MG GS zaprezentowany na salonie w Szanghaju
Już dawno minęły czasy, gdy premiery na chińskich salonach samochodowych nie miały dla nas żadnego znaczenia, a ich oglądanie miało na celu naśmiewanie się z nieudolnych kopii "zdolnych stylistów" z Kraju Środka. Dziś kopii również nie brakuje, ale pojawiają się również ważne i interesujące nowości.
Niektóre modele po premierze na Salonie Samochodowym w Szanghaju trafią również na rynek europejski. Tak będzie z modelem MG GS, czyli niewielkim crossoverem o dość przyjemnych, ale mało zaskakujących kształtach. Z przodu mamy wąski grill, który łączy się z ładnymi światłami, niżej zastosowano muskularny zderzak, dookoła mamy liczne nakładki z tworzywa sztucznego, z tyłu zaś płynnie narysowane światła, które zwracają na siebie uwagę.
Oprócz tylnej części auta, wszystko sprawia wrażenie, że już gdzieś to widzieliśmy. W opcji znajdziemy światła LED do jazdy dziennej oraz wiele różnych wzorów felg w rozmiarze od 16 do 18 cali. Wnętrze jest spokojne, nie brakuje tu ostrych linii oraz sporej liczby przycisków na konsoli centralnej. W wyższych wersjach wyposażenia znajdziemy skórzaną tapicerkę, system infomedialny z 6- lub 8-calowym wyświetlaczem.

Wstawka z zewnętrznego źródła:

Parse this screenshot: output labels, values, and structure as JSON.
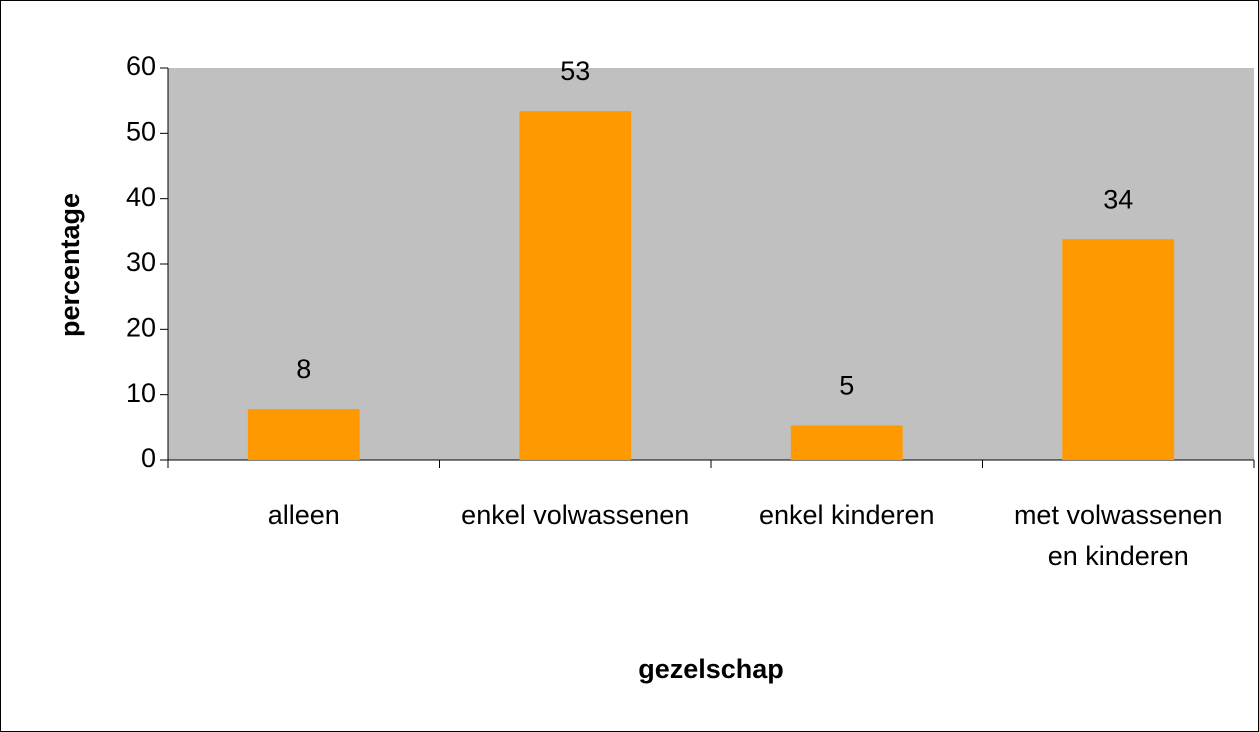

Pod maską pojawi się jeden z dwóch silników. Może to być turbodoładowana jednostka 1.5 generująca 168 KM oraz 250 Nm momentu obrotowego. Jest również turbodoładowany silnik 2.0 o mocy 220 KM z momentem obrotowym na poziomie 350 Nm. W zależności od rodzaju jednostki napędowej, napęd będzie kierowany na przednie koła lub opcjonalnie na obie osie za pośrednictwem 6-biegowej skrzyni manualnej lub dwusprzęgłowej automatycznej o 6 bądź 7 przełożeniach.
MG GS trafi w pierwszej kolejności na rynek chiński, zaś potem na rynki w Europie. Europejski debiut zaplanowano na 2016 rok.